When we returned from the holiday break, it was decided that a parent conference was needed. At the conference, we went over grades, missing work and lack of participation (participation is not graded). We expressed our concerns and her parents told that they would see what they could do. The conference wrapped up after about 30 minutes. I returned to my classroom to prep for the next day, but was quickly interrupted by my telephone ringing. I saw that it was one of Sara's other teachers as I answered the phone. My colleague informed me that in November, Sara experienced two very traumatic events, the first the loss of a close family and the other, a sexual assault. Sara was in counseling. Her parents returned to my colleague's classroom just moments after I had left (his classroom is closer).

It suddenly all made sense. How could this young girl, a child of only 11 be expected to focus on school work when it seemed as if her world was shattering? That little nagging voice, that gut instinct that was telling me that SOMETHING WAS WRONG had been right all along. Looking back, I wish that I had picked up the phone in December to talk to her parents. While they may not have been willing to say exactly what was wrong, they surely would have given me some type of confirmation as to what I was feeling.

Like I said at my own blog, I may not have been able to be there for Sara in November, I will be there for her now. Finally, I learned that I really need to trust my instinct. Students usually don't make such a dramatic change in behavior unless something is going on. It is up to me to figure out what that is and how I can help my student be successful despite those life challenges. __________________________________________________________________

6 comments:

Anonymous said...

I wish parents would realize that traumas like those Sara endured DO have an effect on children and would be more pro-active in giving their teachers a heads-up.

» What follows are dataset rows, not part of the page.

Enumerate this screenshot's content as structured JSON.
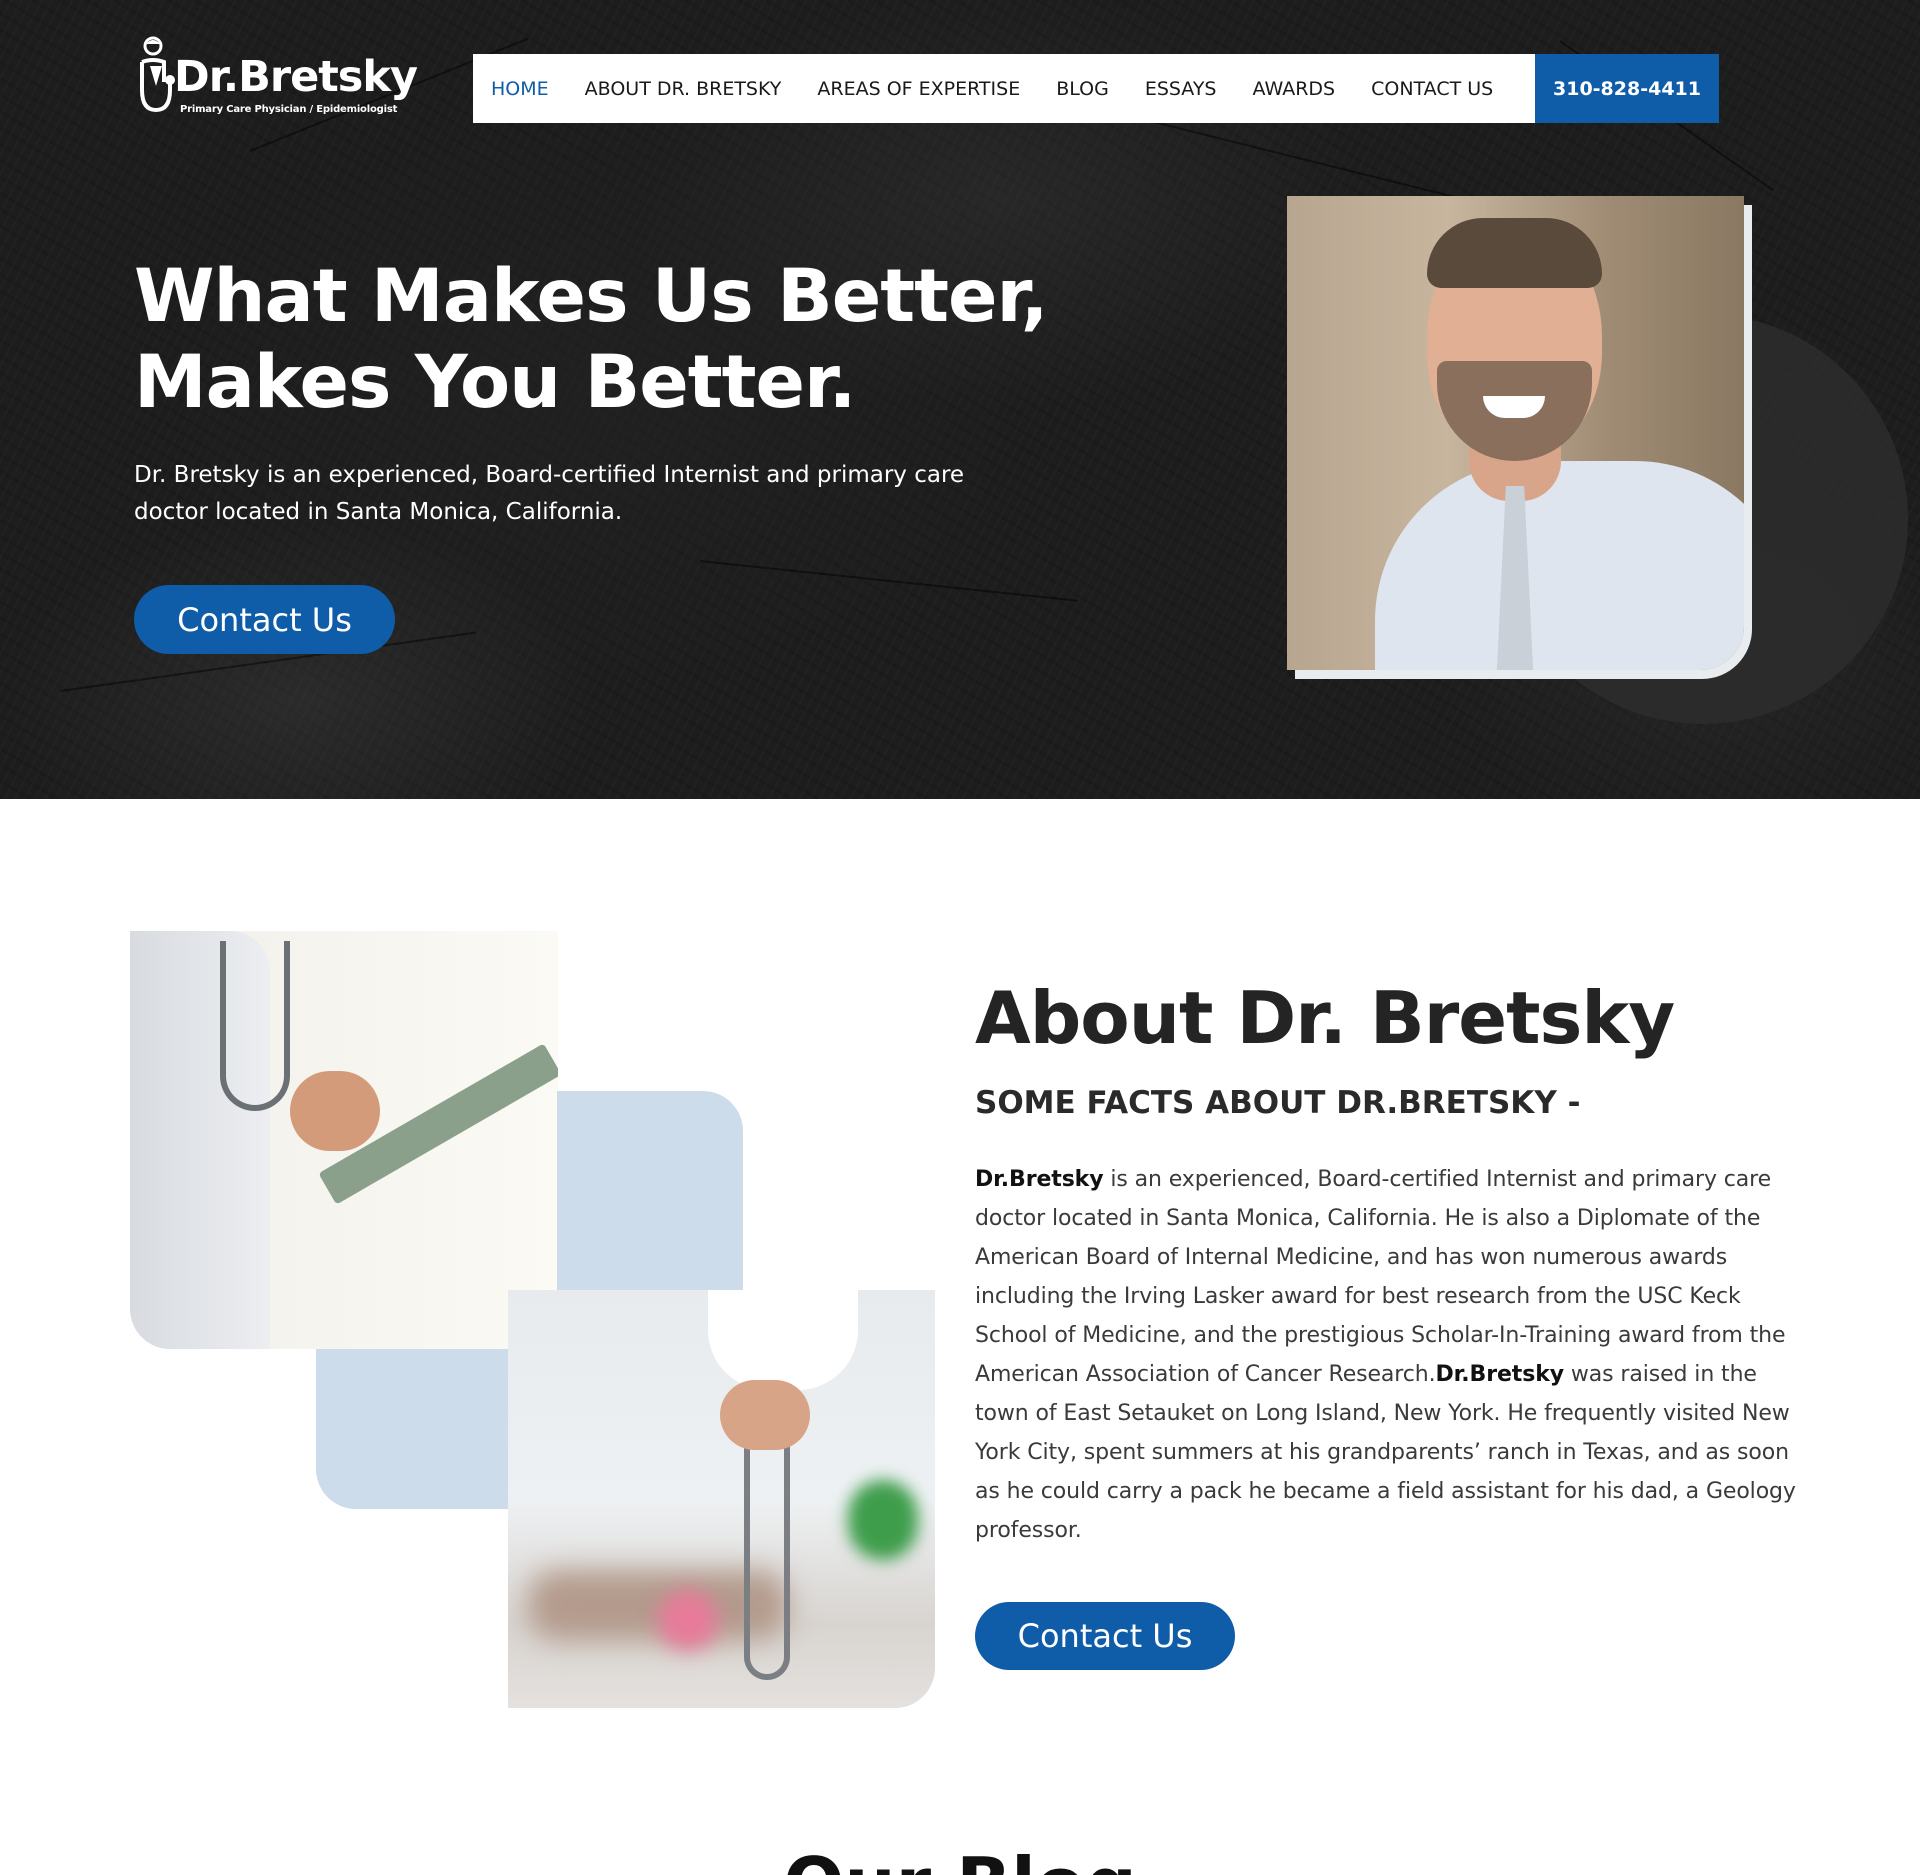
{
  "header": {
    "logo_text": "Dr.Bretsky",
    "logo_tagline": "Primary Care Physician / Epidemiologist",
    "nav": [
      {
        "label": "HOME",
        "active": true
      },
      {
        "label": "ABOUT DR. BRETSKY",
        "active": false
      },
      {
        "label": "AREAS OF EXPERTISE",
        "active": false
      },
      {
        "label": "BLOG",
        "active": false
      },
      {
        "label": "ESSAYS",
        "active": false
      },
      {
        "label": "AWARDS",
        "active": false
      },
      {
        "label": "CONTACT US",
        "active": false
      }
    ],
    "phone": "310-828-4411"
  },
  "hero": {
    "title_line1": "What Makes Us Better,",
    "title_line2": "Makes You Better.",
    "description": "Dr. Bretsky is an experienced, Board-certified Internist and primary care doctor located in Santa Monica, California.",
    "button_label": "Contact Us"
  },
  "about": {
    "title": "About Dr. Bretsky",
    "subtitle": "SOME FACTS ABOUT DR.BRETSKY -",
    "name_bold_1": "Dr.Bretsky",
    "paragraph_part1": "  is an experienced, Board-certified Internist and primary care doctor located in Santa Monica, California. He is also a Diplomate of the American Board of Internal Medicine, and has won numerous awards including the Irving Lasker award for best research from the USC Keck School of Medicine, and the prestigious Scholar-In-Training award from the American Association of Cancer Research.",
    "name_bold_2": "Dr.Bretsky",
    "paragraph_part2": " was raised in the town of East Setauket on Long Island, New York. He frequently visited New York City, spent summers at his grandparents’ ranch in Texas, and as soon as he could carry a pack he became a field assistant for his dad, a Geology professor.",
    "button_label": "Contact Us"
  },
  "blog": {
    "title": "Our Blog"
  },
  "colors": {
    "brand_blue": "#0f5ca8",
    "light_blue": "#cddceb",
    "hero_bg": "#1d1d1d"
  },
  "icons": {
    "logo_mark": "doctor-stethoscope-icon"
  }
}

I do understand that they could have been too grief-stricken themselves to think about warning anyone about the family loss, but to let the assault go unremarked????!!!! There's privacy and then there's need-to-know...this is just as important as food allergies!

Melissa B. said...

It's hard for anyone to shoulder such burdens, but for a young woman to have to go through either one, not to mention both, of these events is a crime. Thank you, Ms. Teacher, for a heartfelt tale.

ms-teacher said...

Thank you for hosting this for me this week. I'll add a link here tomorrow!

Also I love the comments.

Priest said...

Go easy on yourself, Ms. Teacher. No one is spot on 100% of the time. You have shown yourself to be a decent, caring, and concerned Human Being.

You are to be commended for persevering and eventually uncovering the truth of a very disturbing matter. More than anything, you have set yourself firmly in the Child's camp and stand tall as a pillar of support. I salute you.

Priest said...

Melissa B. said: "... but for a young woman to have to go through either one ..."

I beg to differ with you Melissa. She is NOT a young Woman ... she is a CHILD and there is one hell of a difference. No Child is prepared for, or has the requisite life experience necessary for, dealing with the hardships that poor little Girl is facing.

We need to quit projecting Adulthood onto Children and come to grips with the fact that Children are sacrosanct and require – demand - deserve, the utmost of care and shown the most gentle of behaviors. Children are beyond mere precious; they are the living manifestation of the future and in a very real sense of the word, Children are Sacred.

As for Adults, suck it up and drive on as the time of holding up the weight of the World is upon us.

Ms. George said...

Thank you for sharing, Ms. Teacher and don't think about what might have been except to realize that you won't let it happen again, which you have done, beautifully.